Fife, in case you didn't know, is the only county in the land where drivers have to pay bridge tolls to gain entry at both ends - Tay Bridge in the north, Forth Bridge in the south.

The arguments to retain the tolls are allegedly environmental and financial. The environmental argument will never be won between a conservationist and a pragmatist.

The financial argument is where we Fifers start to get a bit tetchy.

Tolls on the Erskine Bridge in the west of Scotland (Labour area) were removed recently - but then the finance raised to build the bridge is paid off. So too with the Forth Bridge.

Congestion claim

Tolls on the Skye Bridge (also in the west of Scotland - Lib Dem area) were removed some time ago - hardly any of the finance of the build was recouped.

The Tay Bridge still has a bit to pay back but has been paying its way for many years now.

The transport minister tried to argue that removing the tolls at the Tay Bridge would cause congestion in Dundee city centre at peak hours. The man obviously had never been to Dundee because it is the tolls that cause the problem.

During the recent Unison strike, with no toll collectors, traffic ran freely.

toll booths
Tolls remaining on the Forth Road Bridge has caused controversy

The time to stand up and be counted came last week in parliament when MSPs had the opportunity to vote in an SNP motion to remove the tolls at a stroke - but for Labour and the Lib Dems this would mean voting against their alliance controlled government.

Had those Labour and Lib Dem MSPs from Fife and Central Scotland grasped the nettle and voted the way they said they would - we would be free of tolls.

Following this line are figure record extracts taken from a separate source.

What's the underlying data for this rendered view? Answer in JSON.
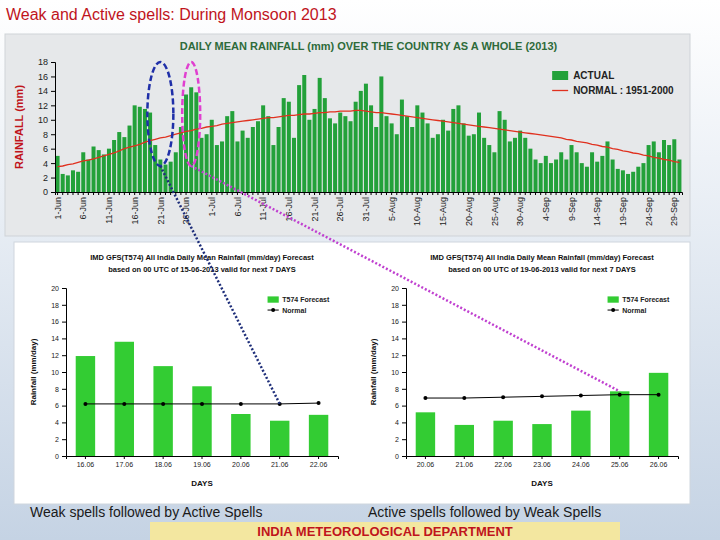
{
  "page": {
    "title": "Weak and Active spells: During Monsoon 2013",
    "captions": [
      "Weak spells followed by Active Spells",
      "Active spells followed by Weak Spells"
    ],
    "footer": "INDIA METEOROLOGICAL DEPARTMENT"
  },
  "chart_data": [
    {
      "type": "bar",
      "title": "DAILY MEAN RAINFALL (mm) OVER THE COUNTRY AS A WHOLE (2013)",
      "ylabel": "RAINFALL (mm)",
      "categories": [
        "1-Jun",
        null,
        null,
        null,
        null,
        "6-Jun",
        null,
        null,
        null,
        null,
        "11-Jun",
        null,
        null,
        null,
        null,
        "16-Jun",
        null,
        null,
        null,
        null,
        "21-Jun",
        null,
        null,
        null,
        null,
        "26-Jun",
        null,
        null,
        null,
        null,
        "1-Jul",
        null,
        null,
        null,
        null,
        "6-Jul",
        null,
        null,
        null,
        null,
        "11-Jul",
        null,
        null,
        null,
        null,
        "16-Jul",
        null,
        null,
        null,
        null,
        "21-Jul",
        null,
        null,
        null,
        null,
        "26-Jul",
        null,
        null,
        null,
        null,
        "31-Jul",
        null,
        null,
        null,
        null,
        "5-Aug",
        null,
        null,
        null,
        null,
        "10-Aug",
        null,
        null,
        null,
        null,
        "15-Aug",
        null,
        null,
        null,
        null,
        "20-Aug",
        null,
        null,
        null,
        null,
        "25-Aug",
        null,
        null,
        null,
        null,
        "30-Aug",
        null,
        null,
        null,
        null,
        "4-Sep",
        null,
        null,
        null,
        null,
        "9-Sep",
        null,
        null,
        null,
        null,
        "14-Sep",
        null,
        null,
        null,
        null,
        "19-Sep",
        null,
        null,
        null,
        null,
        "24-Sep",
        null,
        null,
        null,
        null,
        "29-Sep",
        null
      ],
      "series": [
        {
          "name": "ACTUAL",
          "type": "bar",
          "color": "#23a13a",
          "values": [
            5.0,
            2.5,
            2.3,
            3.0,
            2.8,
            5.5,
            4.5,
            6.3,
            5.8,
            5.2,
            6.0,
            7.2,
            8.3,
            7.6,
            9.2,
            12.0,
            11.8,
            11.5,
            11.0,
            6.5,
            4.5,
            3.8,
            4.2,
            5.5,
            9.0,
            13.5,
            14.5,
            13.8,
            7.5,
            8.0,
            10.0,
            6.5,
            7.0,
            10.5,
            11.2,
            7.0,
            8.5,
            7.5,
            9.0,
            9.8,
            12.0,
            10.5,
            6.5,
            9.0,
            13.0,
            12.5,
            7.5,
            14.8,
            16.2,
            10.0,
            11.5,
            15.8,
            13.0,
            10.2,
            9.5,
            11.0,
            10.5,
            9.8,
            12.5,
            14.0,
            15.0,
            12.0,
            9.0,
            16.0,
            10.5,
            9.5,
            8.0,
            12.8,
            10.5,
            9.0,
            12.0,
            11.0,
            9.5,
            7.5,
            8.0,
            10.0,
            8.5,
            11.5,
            12.0,
            9.5,
            7.8,
            8.0,
            11.0,
            7.5,
            6.5,
            5.5,
            11.2,
            10.0,
            7.0,
            7.5,
            8.5,
            7.5,
            6.0,
            4.5,
            4.0,
            5.0,
            4.0,
            4.5,
            5.5,
            4.5,
            6.5,
            5.5,
            4.0,
            3.5,
            5.5,
            4.2,
            5.0,
            7.0,
            4.5,
            3.2,
            3.0,
            2.5,
            2.8,
            3.5,
            4.0,
            6.5,
            7.0,
            5.5,
            7.2,
            6.5,
            7.3,
            4.5
          ]
        },
        {
          "name": "NORMAL : 1951-2000",
          "type": "line",
          "color": "#e0301e",
          "values": [
            3.5,
            3.6,
            3.8,
            3.9,
            4.1,
            4.3,
            4.4,
            4.6,
            4.8,
            5.0,
            5.2,
            5.4,
            5.7,
            6.0,
            6.2,
            6.4,
            6.6,
            6.9,
            7.1,
            7.3,
            7.5,
            7.6,
            7.8,
            8.0,
            8.2,
            8.4,
            8.5,
            8.7,
            8.8,
            9.0,
            9.1,
            9.2,
            9.4,
            9.5,
            9.6,
            9.7,
            9.8,
            9.9,
            10.0,
            10.1,
            10.2,
            10.3,
            10.3,
            10.4,
            10.5,
            10.6,
            10.6,
            10.7,
            10.8,
            10.8,
            10.9,
            11.0,
            11.0,
            11.1,
            11.1,
            11.2,
            11.2,
            11.2,
            11.3,
            11.3,
            11.2,
            11.1,
            11.0,
            11.0,
            10.9,
            10.8,
            10.7,
            10.6,
            10.5,
            10.4,
            10.3,
            10.2,
            10.1,
            10.0,
            9.9,
            9.8,
            9.7,
            9.6,
            9.5,
            9.4,
            9.3,
            9.2,
            9.1,
            9.0,
            8.9,
            8.8,
            8.7,
            8.6,
            8.5,
            8.4,
            8.3,
            8.2,
            8.1,
            8.0,
            7.9,
            7.8,
            7.7,
            7.6,
            7.5,
            7.3,
            7.2,
            7.0,
            6.9,
            6.8,
            6.6,
            6.5,
            6.3,
            6.2,
            6.0,
            5.9,
            5.7,
            5.6,
            5.4,
            5.3,
            5.1,
            5.0,
            4.8,
            4.7,
            4.5,
            4.4,
            4.2,
            4.1
          ]
        }
      ],
      "ylim": [
        0,
        18
      ],
      "yticks": [
        0,
        2,
        4,
        6,
        8,
        10,
        12,
        14,
        16,
        18
      ],
      "legend": "top-right",
      "grid": false
    },
    {
      "type": "bar",
      "title": "IMD GFS(T574) All India Daily Mean Rainfall (mm/day) Forecast",
      "subtitle": "based on 00 UTC of 15-06-2013 valid for next 7 DAYS",
      "xlabel": "DAYS",
      "ylabel": "Rainfall (mm/day)",
      "categories": [
        "16.06",
        "17.06",
        "18.06",
        "19.06",
        "20.06",
        "21.06",
        "22.06"
      ],
      "series": [
        {
          "name": "T574 Forecast",
          "type": "bar",
          "color": "#33cc33",
          "values": [
            11.9,
            13.6,
            10.7,
            8.3,
            5.0,
            4.2,
            4.9
          ]
        },
        {
          "name": "Normal",
          "type": "line",
          "color": "#000000",
          "marker": "circle",
          "values": [
            6.2,
            6.2,
            6.2,
            6.2,
            6.2,
            6.2,
            6.3
          ]
        }
      ],
      "ylim": [
        0,
        20
      ],
      "yticks": [
        0,
        2,
        4,
        6,
        8,
        10,
        12,
        14,
        16,
        18,
        20
      ],
      "legend": "top-right",
      "grid": false
    },
    {
      "type": "bar",
      "title": "IMD GFS(T574) All India Daily Mean Rainfall (mm/day) Forecast",
      "subtitle": "based on 00 UTC of 19-06-2013 valid for next 7 DAYS",
      "xlabel": "DAYS",
      "ylabel": "Rainfall (mm/day)",
      "categories": [
        "20.06",
        "21.06",
        "22.06",
        "23.06",
        "24.06",
        "25.06",
        "26.06"
      ],
      "series": [
        {
          "name": "T574 Forecast",
          "type": "bar",
          "color": "#33cc33",
          "values": [
            5.2,
            3.7,
            4.2,
            3.8,
            5.4,
            7.7,
            9.9
          ]
        },
        {
          "name": "Normal",
          "type": "line",
          "color": "#000000",
          "marker": "circle",
          "values": [
            6.9,
            6.9,
            7.0,
            7.1,
            7.2,
            7.3,
            7.3
          ]
        }
      ],
      "ylim": [
        0,
        20
      ],
      "yticks": [
        0,
        2,
        4,
        6,
        8,
        10,
        12,
        14,
        16,
        18,
        20
      ],
      "legend": "top-right",
      "grid": false
    }
  ]
}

Seems it was more important for these political lackeys to toe the line to their political masters than to represent the people they serve.

I've got an idea. Why not hand the building back to Scottish & Newcastle Brewery - the original owners of the site. It was built on the cheap anyway and it's obviously falling to bits.

Maybe they could organise a parliament in a brewery!

The views expressed in this article are those of the author alone and are not endorsed by the BBC.